Whenever high-energy gamma photon emitting radiopharmaceuticals, such as ¹⁸F-FDG, are considered for routine use in the operating room environment, it is of importance to address the issue of radiation safety. In this specific regard, we have previously evaluated the occupational radiation exposure incurred by intraoperative and perioperative personnel involved during ¹⁸F-FDG-directed surgery cases [33]. In a comprehensive evaluation of 10 actual ¹⁸F-FDG-directed surgery cases, in which a mean dose of 18.9 mCi of ¹⁸F-FDG was intravenously injected at a mean time of 142 minutes prior to surgery, the resultant mean deep dose equivalent per case for the surgeon, anesthetist, scrub technologist, postoperative nurse, circulating nurse, and preoperative nurse was 164, 119, 92, 63, 54, and 48 μSv, respectively.
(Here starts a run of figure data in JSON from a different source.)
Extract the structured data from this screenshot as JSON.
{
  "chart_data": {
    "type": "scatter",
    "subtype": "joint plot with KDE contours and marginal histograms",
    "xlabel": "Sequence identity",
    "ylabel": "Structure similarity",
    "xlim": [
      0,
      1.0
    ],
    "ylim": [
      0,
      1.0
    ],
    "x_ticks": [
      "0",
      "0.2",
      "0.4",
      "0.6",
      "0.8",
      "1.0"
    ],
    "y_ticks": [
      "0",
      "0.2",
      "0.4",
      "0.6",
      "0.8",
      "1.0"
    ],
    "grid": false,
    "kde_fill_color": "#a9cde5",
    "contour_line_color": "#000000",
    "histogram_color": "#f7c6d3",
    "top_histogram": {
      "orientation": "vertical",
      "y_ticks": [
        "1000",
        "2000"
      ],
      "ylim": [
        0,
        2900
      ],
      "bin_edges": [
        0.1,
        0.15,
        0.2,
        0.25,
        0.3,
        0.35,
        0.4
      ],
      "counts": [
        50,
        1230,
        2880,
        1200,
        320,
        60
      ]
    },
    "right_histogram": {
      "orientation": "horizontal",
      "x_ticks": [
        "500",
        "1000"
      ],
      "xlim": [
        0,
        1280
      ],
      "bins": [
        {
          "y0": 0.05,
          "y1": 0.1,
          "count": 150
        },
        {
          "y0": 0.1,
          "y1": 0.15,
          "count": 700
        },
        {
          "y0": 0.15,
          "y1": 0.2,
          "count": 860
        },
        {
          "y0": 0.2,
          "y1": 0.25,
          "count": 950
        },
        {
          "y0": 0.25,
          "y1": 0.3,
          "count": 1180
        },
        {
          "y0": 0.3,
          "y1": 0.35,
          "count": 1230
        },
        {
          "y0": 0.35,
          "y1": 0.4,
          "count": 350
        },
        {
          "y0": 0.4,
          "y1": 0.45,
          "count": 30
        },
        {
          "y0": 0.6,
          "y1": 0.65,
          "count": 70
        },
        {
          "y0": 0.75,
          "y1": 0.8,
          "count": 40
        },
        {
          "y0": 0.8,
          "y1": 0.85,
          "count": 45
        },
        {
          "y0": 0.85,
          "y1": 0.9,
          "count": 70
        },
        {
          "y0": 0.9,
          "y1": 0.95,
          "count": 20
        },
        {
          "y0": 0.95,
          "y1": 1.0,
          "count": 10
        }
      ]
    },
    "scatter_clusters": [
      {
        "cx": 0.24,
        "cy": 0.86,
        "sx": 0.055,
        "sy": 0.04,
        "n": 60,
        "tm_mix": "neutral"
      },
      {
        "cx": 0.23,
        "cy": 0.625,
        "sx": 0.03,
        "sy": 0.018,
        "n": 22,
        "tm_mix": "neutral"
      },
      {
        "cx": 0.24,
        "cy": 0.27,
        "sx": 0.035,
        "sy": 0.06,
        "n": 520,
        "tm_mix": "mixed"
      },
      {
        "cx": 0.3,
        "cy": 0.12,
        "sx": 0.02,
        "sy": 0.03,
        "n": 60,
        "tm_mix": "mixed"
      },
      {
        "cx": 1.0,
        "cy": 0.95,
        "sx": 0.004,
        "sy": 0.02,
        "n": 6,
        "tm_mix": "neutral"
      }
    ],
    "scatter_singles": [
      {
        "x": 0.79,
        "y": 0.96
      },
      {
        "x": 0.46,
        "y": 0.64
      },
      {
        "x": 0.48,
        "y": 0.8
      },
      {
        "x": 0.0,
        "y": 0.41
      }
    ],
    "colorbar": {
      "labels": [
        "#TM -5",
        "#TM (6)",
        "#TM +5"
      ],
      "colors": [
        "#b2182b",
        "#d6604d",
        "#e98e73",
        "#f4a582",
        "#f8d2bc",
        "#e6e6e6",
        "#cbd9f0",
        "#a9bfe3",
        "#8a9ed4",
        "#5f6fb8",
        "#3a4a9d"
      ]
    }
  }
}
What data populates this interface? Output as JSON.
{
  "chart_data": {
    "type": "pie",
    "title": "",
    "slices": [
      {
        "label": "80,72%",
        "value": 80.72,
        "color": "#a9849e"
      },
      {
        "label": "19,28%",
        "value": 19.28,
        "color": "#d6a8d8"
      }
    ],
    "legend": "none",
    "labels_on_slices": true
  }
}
Based upon the established annual occupational exposure limit for adults within the United States of a total effective dose equivalent of 50,000 μSv, as defined by the United States Nuclear Regulatory Commission [51], the estimated number of ¹⁸F-FDG-directed surgery cases per year and the estimated number of hours of exposure per year that could be theoretically incurred by the surgeon, anesthetist, scrub technologist, postoperative nurse, circulating nurse, and preoperative nurse were 305 cases and 820 hours, 420 cases and 1020 hours, 543 cases and 2083 hours, 794 cases and 1471 hours, 926 cases and 2941 hours, and 1042 cases and 602 hours, respectively. This data clearly illustrates that the absorbed radiation dose received by both intraoperative and perioperative personnel involved in ¹⁸F-FDG-directed surgery cases is relatively low per case and allows for all such personnel to participate in multiple cases and still remain well below regulatory standards set for occupational radiation exposure limits.

In summary, our multimodal imaging and detection approach to ¹⁸F-FDG-directed surgery for patients with known or suspected solid malignancies is technically and logistically feasible. It can be accomplished with coordination of services provided by the surgeon, radiologist, and pathologist in a same-day fashion. This integrated approach has the potential for allowing for real-time intraoperative staging, surgical planning and execution, and determination of the completion of surgical resection.